Before the seats can be replaced, however, all of the fabric must be bought.

“We have to purchase the material all at once because we want it to be done in the same run to ensure consistency,” Plymale explains. “That is the initial step and the initial expense.”

To cover these and associated costs, KAPAC is offering interested donors the chance to name a newly refurbished seat in any of three levels by purchasing a sponsorship. A “Maestro” sponsorship is $1,500 and consists of seats located in rows B through O on the orchestra level and the loge boxes. “Director” sponsorships are $1,200 and cover the remaining orchestra seats. Finally, “Conductor” sponsorships are $1,000 and include all regular balcony seats. A plaque will hang in the lobby honoring donors that contribute $1,000 or more to the campaign.

“Donations are coming along,” Tyson says. “People want to see that we’re making progress.”
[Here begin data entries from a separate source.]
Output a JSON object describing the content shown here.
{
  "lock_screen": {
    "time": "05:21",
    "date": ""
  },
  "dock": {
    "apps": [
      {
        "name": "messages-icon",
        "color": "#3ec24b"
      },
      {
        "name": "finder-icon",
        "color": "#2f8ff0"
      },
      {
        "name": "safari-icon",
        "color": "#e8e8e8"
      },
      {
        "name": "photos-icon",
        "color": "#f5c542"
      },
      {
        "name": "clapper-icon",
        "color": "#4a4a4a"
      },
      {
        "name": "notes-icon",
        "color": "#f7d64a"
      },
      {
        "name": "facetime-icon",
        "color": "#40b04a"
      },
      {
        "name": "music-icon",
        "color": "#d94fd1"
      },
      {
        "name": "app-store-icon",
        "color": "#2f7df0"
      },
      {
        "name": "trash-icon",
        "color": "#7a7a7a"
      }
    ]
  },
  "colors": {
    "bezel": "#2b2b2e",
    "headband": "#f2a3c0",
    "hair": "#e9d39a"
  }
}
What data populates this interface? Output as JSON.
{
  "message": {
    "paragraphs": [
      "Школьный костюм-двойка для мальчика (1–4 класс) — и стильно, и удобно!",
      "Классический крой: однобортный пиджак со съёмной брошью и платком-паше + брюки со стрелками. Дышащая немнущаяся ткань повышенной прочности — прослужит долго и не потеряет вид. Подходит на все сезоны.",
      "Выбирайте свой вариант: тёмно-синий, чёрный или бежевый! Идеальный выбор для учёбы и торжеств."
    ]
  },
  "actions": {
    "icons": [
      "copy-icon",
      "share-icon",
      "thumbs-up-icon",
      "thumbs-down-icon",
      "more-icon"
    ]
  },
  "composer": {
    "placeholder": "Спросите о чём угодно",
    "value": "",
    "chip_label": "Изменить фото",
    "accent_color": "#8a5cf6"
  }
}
A special “We Are Marshall” Memorial Designation — with name-plates honoring the 75 players, coaches and community members that were killed in the 1970 plane crash — will be located in the balcony. An anonymous donor gave the initial $20,000 back in December for the section, which features already allocated seats for Gene Morehouse, “The Voice of the Herd,” and offensive lineman Bob Patterson, of Louisburg, North Carolina.

“At this point, 20 of the 75 seats have been purchased,” Plymale says.
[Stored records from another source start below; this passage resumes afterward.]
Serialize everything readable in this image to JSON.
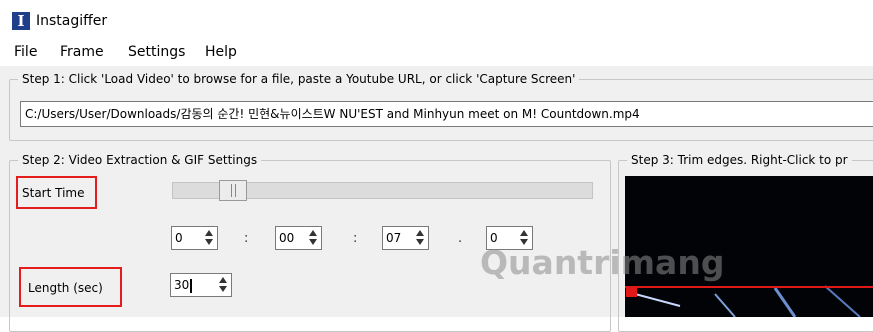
{
  "window": {
    "title": "Instagiffer",
    "icon_letter": "I"
  },
  "menu": [
    "File",
    "Frame",
    "Settings",
    "Help"
  ],
  "step1": {
    "legend": "Step 1: Click 'Load Video' to browse for a file, paste a Youtube URL, or click 'Capture Screen'",
    "file_path": "C:/Users/User/Downloads/감동의 순간! 민현&뉴이스트W NU'EST and Minhyun meet on M! Countdown.mp4"
  },
  "step2": {
    "legend": "Step 2: Video Extraction & GIF Settings",
    "start_time_label": "Start Time",
    "slider_position": 0.1,
    "time_fields": [
      "0",
      "00",
      "07",
      "0"
    ],
    "separators": [
      ":",
      ":",
      "."
    ],
    "length_label": "Length (sec)",
    "length_value": "30"
  },
  "step3": {
    "legend": "Step 3: Trim edges. Right-Click to pr"
  },
  "watermark": "Quantrimang",
  "colors": {
    "highlight": "#e41c1c",
    "preview_bg": "#020306"
  }
}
In addition to individuals, corporate donors, such as Brickstreet Insurance, Cabell Huntington Hospital and St. Mary’s Medical Center, have also contributed to the $2.6 million project.

Save Me a Seat

“We’re at about the $300,000 mark,” says Plymale. “We’ve had groups coming to us wanting to do two- or three-year pledges. We’ll accommodate people in just about every way that we can facilitate.”

Once funding is raised, KAPAC estimates that it will take about two years to fully replace the 2,000-plus seats.
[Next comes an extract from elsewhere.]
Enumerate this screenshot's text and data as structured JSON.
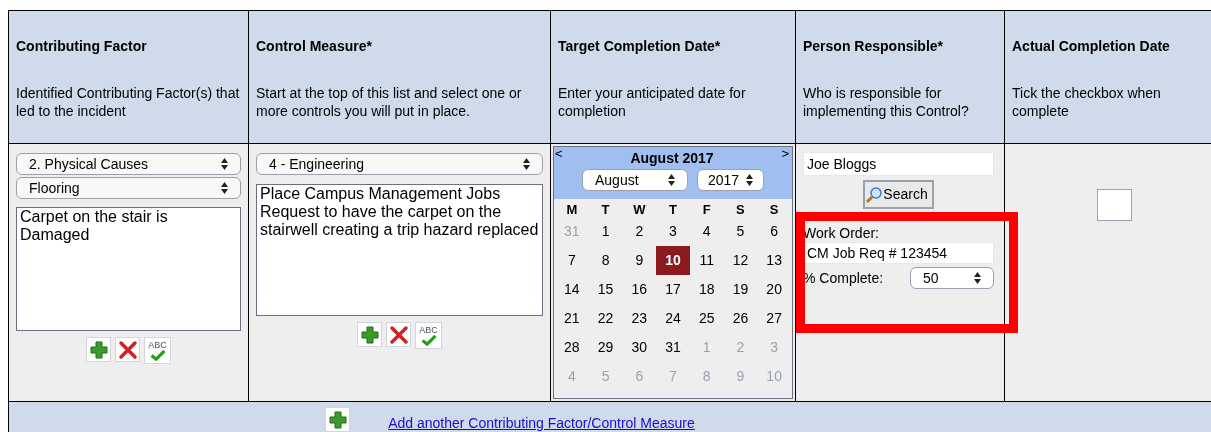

“We’d like it to happen faster than that, but the replacement can’t happen all at once,” Plymale explains. “We have to do it in stages so that we don’t interfere with performances and other activities. We will not cancel events.”

To start the restoration process, Caldwell consulted with Andrew Myers and A.J. Stovitz of Andrew Myers Interior Design, to determine the patterns and colors used on the seats as well as identifying manufacturers. Darren Diamond, of Diamond Furniture Restoration in Russell, Kentucky, is handling the production of the new seats.

“A year before we had done a massive clean of the basement, and sorted the seats out into parts,” Caldwell recalls. “We found one in the corner that was completely broken up, and Darren took it back to his shop and stripped it down to find out what it looked like originally.”

Once Diamond works his magic, each new seat will be installed back in its exact original position so as not to interfere with the theatre’s cooling system.

“This is going to be a difficult process,” Caldwell says. “We have to time the removal of the chairs correctly. Each chair will be handled individually. Darren will take a few dozen at a time, and those will be replaced with temporary chairs until the new ones are ready.”

One seat, donated to KAPAC by the late Mike Perry, has already been fully restored. Housed in the lobby of the Keith, it is being used as a model of the work to come.

“The upholstery on the new seats will be fire retardant and stain resistant,” Caldwell says. “It will look identical, but it will last longer and hold up better. You really won’t be able to tell the difference from the original.”

“When we finish this threatre’s restoration, it’s my vision that, as soon as you step under the marquee, you’ll be transported back to when the theatre was originally open, and inside it’ll be like it was in 1929.”